EPoS Contribution
EPoS Contribution
The COMPLETE study of dense cores with the GBT: pointed observations and maps

Jaime Pineda
Harvard-Smithsonian Center for Astrophysics
In the past years, dust continuum surveys of molecular clouds have been the most successful approach to find dense cores. With the planned and on-going surveys (which are deeper and/or with an even better coverage) a larger and more unbiased sample of dense cores is expected. However, to derive the mass a temperature has to be assumed and no information about the dense cores kinematic is obtained, and therefore only from these observations we can not determine if the cores are bound.

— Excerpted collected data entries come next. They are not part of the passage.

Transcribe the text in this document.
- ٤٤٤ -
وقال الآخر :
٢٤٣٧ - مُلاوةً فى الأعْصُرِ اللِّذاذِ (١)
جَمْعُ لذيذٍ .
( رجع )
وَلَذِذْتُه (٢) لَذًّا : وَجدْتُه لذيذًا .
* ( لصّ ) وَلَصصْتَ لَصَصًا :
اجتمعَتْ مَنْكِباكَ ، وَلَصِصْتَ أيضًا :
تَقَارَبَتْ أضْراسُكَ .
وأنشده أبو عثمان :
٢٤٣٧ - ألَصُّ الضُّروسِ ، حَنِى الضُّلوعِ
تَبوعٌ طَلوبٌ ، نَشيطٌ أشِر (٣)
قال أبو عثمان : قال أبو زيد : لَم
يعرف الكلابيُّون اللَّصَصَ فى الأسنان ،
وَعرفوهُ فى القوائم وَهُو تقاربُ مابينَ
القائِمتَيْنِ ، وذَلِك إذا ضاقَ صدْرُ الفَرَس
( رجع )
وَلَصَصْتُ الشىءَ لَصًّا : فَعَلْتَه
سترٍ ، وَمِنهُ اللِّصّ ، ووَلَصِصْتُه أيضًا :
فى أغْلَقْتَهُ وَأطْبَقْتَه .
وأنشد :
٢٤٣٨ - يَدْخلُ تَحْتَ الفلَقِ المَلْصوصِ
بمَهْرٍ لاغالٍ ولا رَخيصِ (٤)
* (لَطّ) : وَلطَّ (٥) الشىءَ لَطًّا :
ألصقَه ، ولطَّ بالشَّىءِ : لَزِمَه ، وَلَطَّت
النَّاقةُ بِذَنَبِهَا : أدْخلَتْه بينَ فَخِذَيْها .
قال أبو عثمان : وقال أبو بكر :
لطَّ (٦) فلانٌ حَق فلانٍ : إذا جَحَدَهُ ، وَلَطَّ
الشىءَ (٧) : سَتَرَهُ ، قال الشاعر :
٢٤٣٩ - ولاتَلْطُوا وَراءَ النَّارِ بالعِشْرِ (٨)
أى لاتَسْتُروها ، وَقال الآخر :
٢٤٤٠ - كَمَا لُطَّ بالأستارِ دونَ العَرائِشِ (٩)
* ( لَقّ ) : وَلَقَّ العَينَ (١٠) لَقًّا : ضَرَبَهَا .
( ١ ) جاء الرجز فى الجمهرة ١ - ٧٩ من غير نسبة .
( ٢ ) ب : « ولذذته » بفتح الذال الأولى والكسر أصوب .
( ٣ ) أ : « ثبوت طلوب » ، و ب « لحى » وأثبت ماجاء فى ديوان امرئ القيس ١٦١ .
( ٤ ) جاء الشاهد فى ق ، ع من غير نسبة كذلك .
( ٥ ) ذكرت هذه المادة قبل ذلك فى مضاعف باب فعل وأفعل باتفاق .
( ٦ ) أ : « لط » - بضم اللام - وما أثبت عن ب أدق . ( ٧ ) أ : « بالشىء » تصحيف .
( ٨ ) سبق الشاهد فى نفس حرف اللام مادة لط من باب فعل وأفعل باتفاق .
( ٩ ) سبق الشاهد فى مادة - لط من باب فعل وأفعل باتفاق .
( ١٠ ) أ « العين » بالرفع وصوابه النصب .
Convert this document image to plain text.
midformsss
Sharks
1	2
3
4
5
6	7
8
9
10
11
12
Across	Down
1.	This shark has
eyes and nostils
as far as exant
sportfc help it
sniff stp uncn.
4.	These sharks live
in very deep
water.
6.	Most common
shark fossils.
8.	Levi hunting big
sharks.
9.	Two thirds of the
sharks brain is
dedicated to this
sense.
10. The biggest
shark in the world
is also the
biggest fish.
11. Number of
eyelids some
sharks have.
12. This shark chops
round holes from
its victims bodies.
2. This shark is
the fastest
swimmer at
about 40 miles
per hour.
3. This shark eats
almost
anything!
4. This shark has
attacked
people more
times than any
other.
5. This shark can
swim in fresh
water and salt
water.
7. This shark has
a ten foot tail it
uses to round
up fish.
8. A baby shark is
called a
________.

Ammonia (NH3) is a very good molecule to study dense cores, because we can derive the temperature and line-width in regions with high-density (it does not deplete onto dust grains as CO and isotopologues), and therefore, it is a very good complement to the dust continuum observations.

In this talk, I will present the results of two dense cores studies carried out by the COMPLETE Survey using the 100-meters Green Bank Telescope (GBT):

1) We have finished a survey of pointed observations with the GBT (100-m) towards *all* the known cores in the Perseus Molecular Cloud in NH3(1,1), NH3(2,2) and CCS (2-1). From these observations we have determined column densities, temperatures and line-widths. We perform a comparison of the physical parameters (temperatures, abundances and line-widths) between starless-vs-starred and clustered-vs-isolated cores.

2) We have also performed a follow-up study of two regions (IC348-mm and L1448), where we have completed large area maps (~100 arcmin2 and a ~30' beam). We will also present maps of the derived physical parameters (column densities, temperatures and line-widths). We compare the NH3 emission with the c2d Bolocam map (because the Bolocam angular resolution is almost identical to the GBT beam). What are the physical properties of the inter-core gas?

These surveys are part of the new generation of molecular line surveys that covers a complete cloud in high density tracers. I will focus on what we can learn from these surveys and how to use the current results to improve the planning of follow-up observations (pointing and mapping), specially regarding the new K-band array that will be available at the GBT in a few years.